Kör kime denir sizce? Öncelikle aklımıza ilk; fiziksel olarak etrafımızı algılamamıza yarayan Rabbimin bizlere en büyük lütuflarından olan gözlerimizin işlevini yapamaması durumu ya da somut olanı görüneni görememek gibi düşünceler gelmiş olabilir.
Peki, insanoğlu gözü sağlam iken de kör olabilir mi? Bir düşünür bakmak ile görmek arasında fark vardır derdi. Bu gerçekten çok doğru. Bir çoğumuz evden işe, okula, pazara vs. giderken yolda mendil satan çocuğa, dükkânını erken açan yaşlı amcaya, yapraklarını döken ağaca, bulutlara bakarak gideriz de çok azımız onların halini görür düşünürüz. Dünyanın koşturmacasına, telaşına o kadar dalmışızdır ki mendil satan çocuğun gözlerindeki umudu, dükkânını sabah erken açan yaşlı amcanın duasını, yapraklarını döken ağacın selamını, bulutların huzurunu alamadan geçip gideriz...

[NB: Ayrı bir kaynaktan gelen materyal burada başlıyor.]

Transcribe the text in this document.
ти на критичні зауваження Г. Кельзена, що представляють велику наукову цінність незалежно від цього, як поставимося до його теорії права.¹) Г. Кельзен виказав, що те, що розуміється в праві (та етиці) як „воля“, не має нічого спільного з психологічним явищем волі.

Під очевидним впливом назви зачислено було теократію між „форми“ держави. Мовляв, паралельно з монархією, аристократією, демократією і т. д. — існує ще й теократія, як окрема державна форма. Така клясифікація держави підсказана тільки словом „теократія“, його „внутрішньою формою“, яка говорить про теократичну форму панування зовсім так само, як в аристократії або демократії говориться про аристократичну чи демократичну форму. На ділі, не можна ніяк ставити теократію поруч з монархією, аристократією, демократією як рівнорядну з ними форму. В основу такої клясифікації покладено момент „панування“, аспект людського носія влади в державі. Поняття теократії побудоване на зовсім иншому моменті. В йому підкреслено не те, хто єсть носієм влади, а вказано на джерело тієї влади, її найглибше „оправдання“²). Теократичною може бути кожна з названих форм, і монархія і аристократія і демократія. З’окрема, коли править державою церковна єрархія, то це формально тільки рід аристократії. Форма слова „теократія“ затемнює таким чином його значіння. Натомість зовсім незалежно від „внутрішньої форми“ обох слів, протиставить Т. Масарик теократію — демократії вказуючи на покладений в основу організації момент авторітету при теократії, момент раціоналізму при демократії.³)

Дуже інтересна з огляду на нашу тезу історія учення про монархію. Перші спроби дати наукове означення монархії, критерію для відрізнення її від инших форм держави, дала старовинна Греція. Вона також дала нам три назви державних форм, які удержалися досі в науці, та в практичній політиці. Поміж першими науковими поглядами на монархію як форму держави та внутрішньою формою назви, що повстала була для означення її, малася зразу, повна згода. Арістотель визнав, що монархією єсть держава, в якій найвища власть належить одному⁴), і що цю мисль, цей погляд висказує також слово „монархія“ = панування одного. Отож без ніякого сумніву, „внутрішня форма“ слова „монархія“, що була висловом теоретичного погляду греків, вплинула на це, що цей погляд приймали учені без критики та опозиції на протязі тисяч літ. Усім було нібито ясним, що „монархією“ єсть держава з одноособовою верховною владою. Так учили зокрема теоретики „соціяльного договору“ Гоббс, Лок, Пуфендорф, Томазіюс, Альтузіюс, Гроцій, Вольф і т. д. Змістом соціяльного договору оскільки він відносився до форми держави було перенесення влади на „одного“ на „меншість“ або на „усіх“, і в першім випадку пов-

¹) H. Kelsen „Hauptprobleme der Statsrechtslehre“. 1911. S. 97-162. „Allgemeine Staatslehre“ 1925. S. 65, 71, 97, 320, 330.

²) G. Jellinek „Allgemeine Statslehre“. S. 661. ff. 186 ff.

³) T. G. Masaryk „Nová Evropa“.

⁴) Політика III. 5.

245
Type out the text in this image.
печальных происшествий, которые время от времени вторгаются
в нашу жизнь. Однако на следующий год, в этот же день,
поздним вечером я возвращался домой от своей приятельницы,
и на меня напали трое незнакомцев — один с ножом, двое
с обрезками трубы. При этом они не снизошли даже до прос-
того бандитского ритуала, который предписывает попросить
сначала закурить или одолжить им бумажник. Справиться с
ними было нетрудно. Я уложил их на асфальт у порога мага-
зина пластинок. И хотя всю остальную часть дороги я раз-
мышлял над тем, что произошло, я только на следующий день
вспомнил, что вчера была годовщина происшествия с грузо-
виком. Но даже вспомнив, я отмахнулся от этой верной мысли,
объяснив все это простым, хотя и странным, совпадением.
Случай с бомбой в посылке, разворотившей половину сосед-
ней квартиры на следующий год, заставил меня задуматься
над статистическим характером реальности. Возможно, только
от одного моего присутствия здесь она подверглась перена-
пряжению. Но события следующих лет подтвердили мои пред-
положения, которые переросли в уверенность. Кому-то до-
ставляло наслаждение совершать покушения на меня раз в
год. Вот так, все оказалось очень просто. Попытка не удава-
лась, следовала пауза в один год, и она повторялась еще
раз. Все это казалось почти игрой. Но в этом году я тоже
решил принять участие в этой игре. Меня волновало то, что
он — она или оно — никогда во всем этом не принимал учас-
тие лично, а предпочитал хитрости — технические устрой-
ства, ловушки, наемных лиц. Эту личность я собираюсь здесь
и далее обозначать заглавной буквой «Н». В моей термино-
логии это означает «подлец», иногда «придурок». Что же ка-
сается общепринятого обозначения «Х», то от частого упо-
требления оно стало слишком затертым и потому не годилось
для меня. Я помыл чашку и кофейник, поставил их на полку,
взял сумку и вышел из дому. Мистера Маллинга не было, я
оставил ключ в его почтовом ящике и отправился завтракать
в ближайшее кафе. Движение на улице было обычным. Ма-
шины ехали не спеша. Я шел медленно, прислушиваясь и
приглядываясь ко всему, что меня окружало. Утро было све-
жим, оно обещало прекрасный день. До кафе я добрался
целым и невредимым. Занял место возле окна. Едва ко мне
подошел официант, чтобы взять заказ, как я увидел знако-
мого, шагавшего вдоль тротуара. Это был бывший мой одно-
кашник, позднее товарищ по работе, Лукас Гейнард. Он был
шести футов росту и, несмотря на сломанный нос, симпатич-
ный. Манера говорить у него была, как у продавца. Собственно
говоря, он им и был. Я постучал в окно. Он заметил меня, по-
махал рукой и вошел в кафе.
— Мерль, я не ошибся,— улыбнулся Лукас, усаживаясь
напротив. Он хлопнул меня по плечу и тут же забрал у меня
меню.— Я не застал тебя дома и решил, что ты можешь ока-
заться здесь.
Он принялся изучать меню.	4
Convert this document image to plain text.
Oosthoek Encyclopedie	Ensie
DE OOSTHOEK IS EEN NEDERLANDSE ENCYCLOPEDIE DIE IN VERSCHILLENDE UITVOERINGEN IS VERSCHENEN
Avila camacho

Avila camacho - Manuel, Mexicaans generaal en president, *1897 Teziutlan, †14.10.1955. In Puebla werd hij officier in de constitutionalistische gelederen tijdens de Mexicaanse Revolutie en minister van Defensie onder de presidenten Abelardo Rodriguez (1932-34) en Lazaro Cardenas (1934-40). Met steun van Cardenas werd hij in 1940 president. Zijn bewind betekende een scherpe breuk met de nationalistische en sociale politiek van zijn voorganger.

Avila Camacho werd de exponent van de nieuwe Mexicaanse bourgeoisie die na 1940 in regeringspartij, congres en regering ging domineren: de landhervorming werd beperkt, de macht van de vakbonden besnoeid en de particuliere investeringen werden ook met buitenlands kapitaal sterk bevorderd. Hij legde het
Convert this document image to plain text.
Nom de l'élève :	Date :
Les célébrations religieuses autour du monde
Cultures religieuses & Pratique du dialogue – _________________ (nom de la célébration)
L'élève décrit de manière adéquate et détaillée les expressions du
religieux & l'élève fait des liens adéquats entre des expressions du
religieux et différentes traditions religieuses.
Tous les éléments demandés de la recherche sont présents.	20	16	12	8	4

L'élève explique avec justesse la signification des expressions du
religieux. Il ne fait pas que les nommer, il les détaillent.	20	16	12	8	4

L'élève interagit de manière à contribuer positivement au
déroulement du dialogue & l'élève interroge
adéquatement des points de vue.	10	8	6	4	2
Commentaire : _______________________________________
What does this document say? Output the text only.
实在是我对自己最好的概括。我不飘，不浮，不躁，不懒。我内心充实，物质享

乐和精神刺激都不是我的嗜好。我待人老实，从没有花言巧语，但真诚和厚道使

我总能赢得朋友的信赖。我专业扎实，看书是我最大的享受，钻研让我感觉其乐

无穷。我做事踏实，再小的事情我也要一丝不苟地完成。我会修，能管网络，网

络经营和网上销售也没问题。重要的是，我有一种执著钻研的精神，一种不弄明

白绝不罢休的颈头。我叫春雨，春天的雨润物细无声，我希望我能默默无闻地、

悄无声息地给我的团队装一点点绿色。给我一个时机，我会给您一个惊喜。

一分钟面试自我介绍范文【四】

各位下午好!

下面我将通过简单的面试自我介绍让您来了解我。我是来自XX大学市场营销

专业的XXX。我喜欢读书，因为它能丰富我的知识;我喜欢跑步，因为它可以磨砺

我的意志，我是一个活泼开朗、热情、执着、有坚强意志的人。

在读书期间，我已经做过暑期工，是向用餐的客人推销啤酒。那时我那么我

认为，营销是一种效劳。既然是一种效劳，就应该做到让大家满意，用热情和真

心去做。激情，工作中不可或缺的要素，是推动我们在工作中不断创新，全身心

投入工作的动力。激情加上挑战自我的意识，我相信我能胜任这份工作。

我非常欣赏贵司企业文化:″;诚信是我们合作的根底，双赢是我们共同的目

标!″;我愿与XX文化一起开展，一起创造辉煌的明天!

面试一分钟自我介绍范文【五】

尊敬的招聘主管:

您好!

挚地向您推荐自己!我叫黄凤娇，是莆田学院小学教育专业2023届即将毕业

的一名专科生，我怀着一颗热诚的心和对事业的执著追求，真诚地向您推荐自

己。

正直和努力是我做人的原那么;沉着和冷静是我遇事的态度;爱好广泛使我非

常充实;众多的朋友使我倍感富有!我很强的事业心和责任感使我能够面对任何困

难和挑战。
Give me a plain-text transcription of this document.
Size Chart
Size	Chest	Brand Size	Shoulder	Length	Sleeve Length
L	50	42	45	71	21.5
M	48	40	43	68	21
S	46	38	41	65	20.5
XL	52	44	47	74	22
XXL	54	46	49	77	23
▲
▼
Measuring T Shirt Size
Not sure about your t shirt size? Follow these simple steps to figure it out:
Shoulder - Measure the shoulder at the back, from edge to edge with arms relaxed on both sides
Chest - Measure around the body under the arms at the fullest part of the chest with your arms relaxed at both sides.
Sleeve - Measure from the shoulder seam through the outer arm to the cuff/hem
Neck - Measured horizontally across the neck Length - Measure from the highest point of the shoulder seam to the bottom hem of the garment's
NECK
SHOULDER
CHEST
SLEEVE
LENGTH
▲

Bazen “Mış “ gibi hayatlar yaşar keşkeler tespihi çekeriz. Çünkü umutsuz, isteksiz ve şükürsüz yaşarız ve adeta tutulması gereken 1-24 nöbeti gibi düşünürüz hayatı. Sahi “Nerden gelmiştik? Nereye gidiyorduk? Daha önemlisi NİÇİN GELMİŞTİK?” bu dünyaya unuturuz. Bakkala ekmek almaya giden çocuğun alacak listesini unutması ve sonra atıştırmalık ıvır-zıvırla heybesini doldurması misali anlamsız ve gereksiz dünya dertleriyle doldururuz heybemizi.
Görme duyumuzu kaybettiğimiz bu ahir zamanda, beni şiiriyle derinden etkileyen ve bir nebze de olsa baktığımı görmemi, görünenin arkasındakini düşünmemi sağlayan bir zat sabah namazına kalkamaz. Bunun üzerine büyük bir üzüntü yaşayan , hislerini çok derin bir şekilde ifade ettiği tarihe geçen meşhur şiirini kaleme alır…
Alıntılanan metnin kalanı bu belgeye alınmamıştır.